SentencePiece Tokens: ['token', '##ization', 'is', 'crucial', 'for', 'nl', '##p', 'models', '!']


**Comparison of outputs**
Given the text:

"Tokenization is crucial for NLP models!"

**For Word-level Tokenization** = Word level Tokens: ['Tokenization', 'is', 'crucial', 'for', 'NLP', 'models', '!']

**For character level tokenization** = Chraracter level Tokens: ['T', 'o', 'k', 'i', 'n', 'i', 'z', 'a', 't', 'i', 'o', 'n', ' ', 'i', 's', ' ', 'c', 'r', 'u', 'c', 'i', 'a', 'l', ' ', 'f', 'o', 'r', ' ', 'N', 'L', 'P', ' ', 'm', 'o', 'd', 'e', 'l', 's', '!']

**For Byte Pair Encoding** = BPE Tokens: ['Token', 'ization', 'Ġis', 'Ġcrucial', 'Ġfor', 'ĠN', 'LP', 'Ġmodels', '!']

**For Wordpiece Tokenizer** = WordPiece Tokens: ['token', '##ization', 'is', 'crucial', 'for', 'nl', '##p', 'models', '!']

**SentencePiece Tokenizer** = ['token', '##ization', 'is', 'crucial', 'for', 'nl', '##p', 'models', '!']

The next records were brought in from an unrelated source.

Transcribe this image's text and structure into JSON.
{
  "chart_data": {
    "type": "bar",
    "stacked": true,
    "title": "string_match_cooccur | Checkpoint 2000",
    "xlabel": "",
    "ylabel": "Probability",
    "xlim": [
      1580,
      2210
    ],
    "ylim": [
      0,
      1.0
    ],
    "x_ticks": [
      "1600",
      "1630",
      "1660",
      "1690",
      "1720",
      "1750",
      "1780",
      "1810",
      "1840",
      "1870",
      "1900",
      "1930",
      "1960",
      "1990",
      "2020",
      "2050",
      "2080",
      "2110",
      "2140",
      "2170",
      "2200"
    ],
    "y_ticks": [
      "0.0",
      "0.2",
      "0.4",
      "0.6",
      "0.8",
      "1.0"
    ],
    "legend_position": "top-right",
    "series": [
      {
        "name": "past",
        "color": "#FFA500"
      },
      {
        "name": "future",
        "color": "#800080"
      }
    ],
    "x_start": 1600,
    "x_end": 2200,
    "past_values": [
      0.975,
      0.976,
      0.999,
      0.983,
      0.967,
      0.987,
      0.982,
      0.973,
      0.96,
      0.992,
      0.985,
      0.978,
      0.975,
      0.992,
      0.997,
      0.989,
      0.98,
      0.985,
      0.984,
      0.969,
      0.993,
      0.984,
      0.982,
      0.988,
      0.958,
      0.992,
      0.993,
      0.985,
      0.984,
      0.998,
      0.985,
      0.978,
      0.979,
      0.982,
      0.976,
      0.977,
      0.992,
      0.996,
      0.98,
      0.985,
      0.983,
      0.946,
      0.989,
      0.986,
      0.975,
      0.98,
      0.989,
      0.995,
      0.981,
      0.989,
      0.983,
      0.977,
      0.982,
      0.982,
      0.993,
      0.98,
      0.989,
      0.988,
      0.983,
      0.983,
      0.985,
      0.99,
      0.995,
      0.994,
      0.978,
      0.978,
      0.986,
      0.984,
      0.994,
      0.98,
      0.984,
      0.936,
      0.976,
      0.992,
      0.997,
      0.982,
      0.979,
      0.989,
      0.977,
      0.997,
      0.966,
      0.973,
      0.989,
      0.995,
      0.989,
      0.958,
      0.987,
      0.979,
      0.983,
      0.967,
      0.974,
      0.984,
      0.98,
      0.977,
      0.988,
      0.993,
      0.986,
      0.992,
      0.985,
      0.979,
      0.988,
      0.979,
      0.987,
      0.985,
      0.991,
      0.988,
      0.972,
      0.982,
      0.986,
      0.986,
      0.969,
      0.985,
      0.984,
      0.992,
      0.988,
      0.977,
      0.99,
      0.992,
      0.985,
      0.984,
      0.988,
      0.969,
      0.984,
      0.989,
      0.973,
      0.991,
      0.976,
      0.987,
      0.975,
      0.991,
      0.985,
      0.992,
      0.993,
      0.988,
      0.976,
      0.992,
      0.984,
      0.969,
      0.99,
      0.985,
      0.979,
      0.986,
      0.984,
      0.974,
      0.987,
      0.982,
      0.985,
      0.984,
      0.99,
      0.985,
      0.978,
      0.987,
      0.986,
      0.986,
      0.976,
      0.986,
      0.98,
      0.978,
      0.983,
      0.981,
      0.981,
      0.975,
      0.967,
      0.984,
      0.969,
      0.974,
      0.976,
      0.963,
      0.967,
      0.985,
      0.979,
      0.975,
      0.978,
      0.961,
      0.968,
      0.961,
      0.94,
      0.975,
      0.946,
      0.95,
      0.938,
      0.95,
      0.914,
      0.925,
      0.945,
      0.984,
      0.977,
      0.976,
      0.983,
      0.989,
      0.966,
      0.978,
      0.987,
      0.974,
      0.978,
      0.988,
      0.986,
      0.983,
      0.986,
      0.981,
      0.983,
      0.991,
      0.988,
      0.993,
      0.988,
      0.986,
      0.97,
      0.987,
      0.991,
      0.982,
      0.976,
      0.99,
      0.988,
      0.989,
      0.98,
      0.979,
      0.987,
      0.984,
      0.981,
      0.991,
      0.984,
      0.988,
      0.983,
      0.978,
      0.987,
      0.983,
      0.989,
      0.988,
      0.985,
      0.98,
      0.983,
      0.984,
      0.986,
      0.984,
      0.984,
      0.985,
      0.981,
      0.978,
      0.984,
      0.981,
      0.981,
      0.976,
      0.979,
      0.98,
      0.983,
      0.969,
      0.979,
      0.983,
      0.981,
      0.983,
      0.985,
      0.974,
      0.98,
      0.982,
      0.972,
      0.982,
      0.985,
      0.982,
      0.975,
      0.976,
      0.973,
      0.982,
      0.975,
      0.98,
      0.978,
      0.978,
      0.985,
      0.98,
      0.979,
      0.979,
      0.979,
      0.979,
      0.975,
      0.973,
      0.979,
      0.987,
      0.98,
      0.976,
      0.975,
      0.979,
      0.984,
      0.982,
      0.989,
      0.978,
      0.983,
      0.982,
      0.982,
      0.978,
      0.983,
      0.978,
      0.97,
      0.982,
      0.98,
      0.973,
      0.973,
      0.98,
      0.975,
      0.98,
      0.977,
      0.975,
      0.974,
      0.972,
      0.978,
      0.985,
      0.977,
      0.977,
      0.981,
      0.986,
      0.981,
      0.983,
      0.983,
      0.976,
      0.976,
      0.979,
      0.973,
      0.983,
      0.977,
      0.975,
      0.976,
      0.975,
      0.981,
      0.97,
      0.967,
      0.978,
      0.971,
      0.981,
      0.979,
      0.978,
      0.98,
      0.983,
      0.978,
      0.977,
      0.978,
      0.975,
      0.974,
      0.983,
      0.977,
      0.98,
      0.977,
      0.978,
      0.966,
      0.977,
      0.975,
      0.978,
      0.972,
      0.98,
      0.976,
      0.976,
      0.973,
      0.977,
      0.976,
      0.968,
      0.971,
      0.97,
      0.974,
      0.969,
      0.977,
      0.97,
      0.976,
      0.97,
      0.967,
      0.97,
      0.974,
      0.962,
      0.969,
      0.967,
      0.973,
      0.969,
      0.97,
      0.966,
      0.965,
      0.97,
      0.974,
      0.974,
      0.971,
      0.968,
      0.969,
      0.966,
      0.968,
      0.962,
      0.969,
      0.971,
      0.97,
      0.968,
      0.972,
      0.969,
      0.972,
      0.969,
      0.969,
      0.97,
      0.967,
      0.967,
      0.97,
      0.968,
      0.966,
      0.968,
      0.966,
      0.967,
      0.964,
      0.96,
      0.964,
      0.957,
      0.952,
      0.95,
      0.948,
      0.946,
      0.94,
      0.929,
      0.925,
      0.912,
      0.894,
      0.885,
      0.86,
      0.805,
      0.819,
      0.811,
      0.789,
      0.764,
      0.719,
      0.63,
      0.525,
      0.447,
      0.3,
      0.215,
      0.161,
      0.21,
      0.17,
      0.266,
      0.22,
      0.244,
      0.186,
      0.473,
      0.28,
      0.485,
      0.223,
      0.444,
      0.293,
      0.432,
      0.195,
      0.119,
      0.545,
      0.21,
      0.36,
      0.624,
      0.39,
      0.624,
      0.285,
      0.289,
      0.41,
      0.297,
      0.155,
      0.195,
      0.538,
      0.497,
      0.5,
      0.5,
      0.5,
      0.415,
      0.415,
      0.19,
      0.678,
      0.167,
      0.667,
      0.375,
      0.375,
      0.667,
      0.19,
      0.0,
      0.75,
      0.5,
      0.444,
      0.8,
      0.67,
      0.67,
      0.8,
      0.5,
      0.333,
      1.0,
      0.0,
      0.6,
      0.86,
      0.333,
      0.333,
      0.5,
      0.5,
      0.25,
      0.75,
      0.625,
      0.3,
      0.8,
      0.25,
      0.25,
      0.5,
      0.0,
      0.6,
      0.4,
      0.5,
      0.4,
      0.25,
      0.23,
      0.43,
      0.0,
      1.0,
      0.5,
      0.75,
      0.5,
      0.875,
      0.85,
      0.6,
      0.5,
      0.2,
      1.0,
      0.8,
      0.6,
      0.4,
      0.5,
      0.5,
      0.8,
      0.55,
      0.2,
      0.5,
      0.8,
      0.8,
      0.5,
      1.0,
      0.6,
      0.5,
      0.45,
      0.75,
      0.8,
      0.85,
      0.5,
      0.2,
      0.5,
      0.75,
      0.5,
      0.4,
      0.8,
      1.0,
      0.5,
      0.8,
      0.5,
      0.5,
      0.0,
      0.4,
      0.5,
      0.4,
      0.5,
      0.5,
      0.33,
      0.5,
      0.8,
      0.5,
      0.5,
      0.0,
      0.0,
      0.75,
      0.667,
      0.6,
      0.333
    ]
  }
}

**Discussion: Advantages and Limitations**
**Word-level:**       

                        Advantages: - Easy to understand
                                    - Preserves full word meanings

                       Disadvantages: - Struggles with unknown words (OOV problem)
                                      - Vocabulary can become very large

**Character-level:**

                       Advantages: - No OOV issues (any text can be processed)
                                   - Small vocabulary size

                      Disadvantages: - Longer sequences → slower training
                                     - Hard to capture word-level meaning

**Byte Pair Encoding (BPE):**

                        Advantages: - Balances between full words and subwords
                                    - Reduces OOVs
                                    - Efficient on medium-sized data

                        Disadvantages: - Might break rare or new words awkwardly
                                       - Vocabulary still needs careful tuning

**Wordpiece Tokenizer:**

                          Advantages:  - Better handling of unseen words
                                       - Optimized for large datasets
                                       - Used in models like BERT

                          Disadvantages: - Requires large training corpora
                                          - More complex preprocessing

**SentencePiece:**          

                          Advantages:  - Language-independent (works without spaces)
                                       - Great for low-resource languages
                                       - Trains directly on raw text
                          Disadvantages: - Slightly more complicated setup
                                         - May not perfectly align with intuitive word boundaries


**Final Summary**

1. Word-level is simple but brittle (bad with unknown words).

2. Character-level is flexible but impractical for long sequences.

3. BPE/WordPiece/SentencePiece (Subword tokenizers) offer the best of both worlds:
smaller vocabularies, good handling of new words, and better generalization.